In share deals, disputes frequently arise between tax authorities and taxpayers regarding real estate transfer tax, due to the discrepancy between the contractual acquisition and the subsequent transfer of ownership.
This dilemma was already discussed in our article from September 22, 2025 (link to the article here).
New ruling by the Federal Fiscal Court (BFH) dated September 16, 2025 – nothing more than a procedural clarification
The Federal Fiscal Court’s (BFH) new ruling regarding the assessment of real estate transfer tax at closing pursuant to Section 1(2b) of the Real Estate Transfer Tax Act (GrEStG) brings bad news. In this case, the ruling reaffirms that there is no doubt regarding the assessment of real estate transfer tax under Section 1(2b) of the Real Estate Transfer Tax Act (GrEStG).
This was preceded by proceedings before the Berlin-Brandenburg Fiscal Court (decision of January 31, 2025, Case No. 12 V 12129/24), in which the court had to rule on a motion to stay enforcement after the tax office had assessed real estate transfer tax on two occasions. In this context, an objection and a motion to stay enforcement (“AdV”) were filed against the closing notice pursuant to § 1(2b), sentence 1, of the Real Estate Transfer Tax Act (GrEStG), and doubts were raised regarding the tax assessment pursuant to § 1(3), no. 1, of the GrEStG. This stems in particular from the fact that, at the time in question, the tax office was aware that the shares in the GmbH in question had already been transferred.

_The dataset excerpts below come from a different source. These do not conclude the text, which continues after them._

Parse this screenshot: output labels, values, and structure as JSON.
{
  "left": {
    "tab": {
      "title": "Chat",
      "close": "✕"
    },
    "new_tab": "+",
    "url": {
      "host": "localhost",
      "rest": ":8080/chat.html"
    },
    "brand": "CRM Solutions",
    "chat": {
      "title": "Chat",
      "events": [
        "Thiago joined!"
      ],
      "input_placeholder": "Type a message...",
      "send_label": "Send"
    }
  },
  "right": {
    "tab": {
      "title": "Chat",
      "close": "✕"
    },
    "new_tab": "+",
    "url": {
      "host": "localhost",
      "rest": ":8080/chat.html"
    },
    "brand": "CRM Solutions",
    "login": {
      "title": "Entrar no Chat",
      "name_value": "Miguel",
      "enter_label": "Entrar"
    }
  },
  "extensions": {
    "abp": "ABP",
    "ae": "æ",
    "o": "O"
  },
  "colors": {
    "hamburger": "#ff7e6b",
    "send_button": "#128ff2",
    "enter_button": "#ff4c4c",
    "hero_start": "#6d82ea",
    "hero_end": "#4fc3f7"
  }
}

However, the Federal Fiscal Court (BFH) did not accept the plaintiff’s reasoning in this case. The serious doubts regarding the legality of the tax assessment pertained to the tax assessment for the signing and not to the closing. The factual requirements of Section 1(2b) of the Real Estate Transfer Tax Act (GrEStG) for the closing were undoubtedly met. Furthermore, there is no right to have the tax assessment revoked to avoid double taxation under § 16(4a) of the Real Estate Transfer Tax Act (GrEStG), since that provision allows for the revocation of the assessment under § 1 No. 3 of the Real Estate Transfer Tax Act (GrEStG). In this respect, only the assessment relating to the signing transaction may be revoked.
Conclusion and Recommendations for Practice
In the grounds for its decision, the Federal Fiscal Court (BFH) reiterates that there are serious doubts as to whether, in the case of an acquisition of shares in a real estate-owning GmbH where the signing and closing take place at different times, real estate transfer tax may be assessed twice under Section 1(2b) and Section 1(3)(1) of the Real Estate Transfer Tax Act (GrEStG) if, at the time of assessment, it is known that the shares have already been transferred. However, no final decision was reached on this matter. Rather, it was clarified that, under the current legal situation, a double tax assessment is possible, and that a real estate transfer tax assessment for the signing does not justify a suspension of enforcement—i.e., that the disputed tax does not initially have to be paid—of the assessment for the closing.
This case underscores once again the importance of properly handling an objection and strictly adhering to legal standards and deadlines. Therefore, caution is still advised when planning share deals involving real estate in the future. As a result, special attention should be paid to the notification deadlines for the tax office. If real estate transfer tax is nevertheless assessed under both provisions, the appeal should always be directed against the transaction under Section 1(3)(1) of the Real Estate Transfer Tax Act (GrEStG) (signing).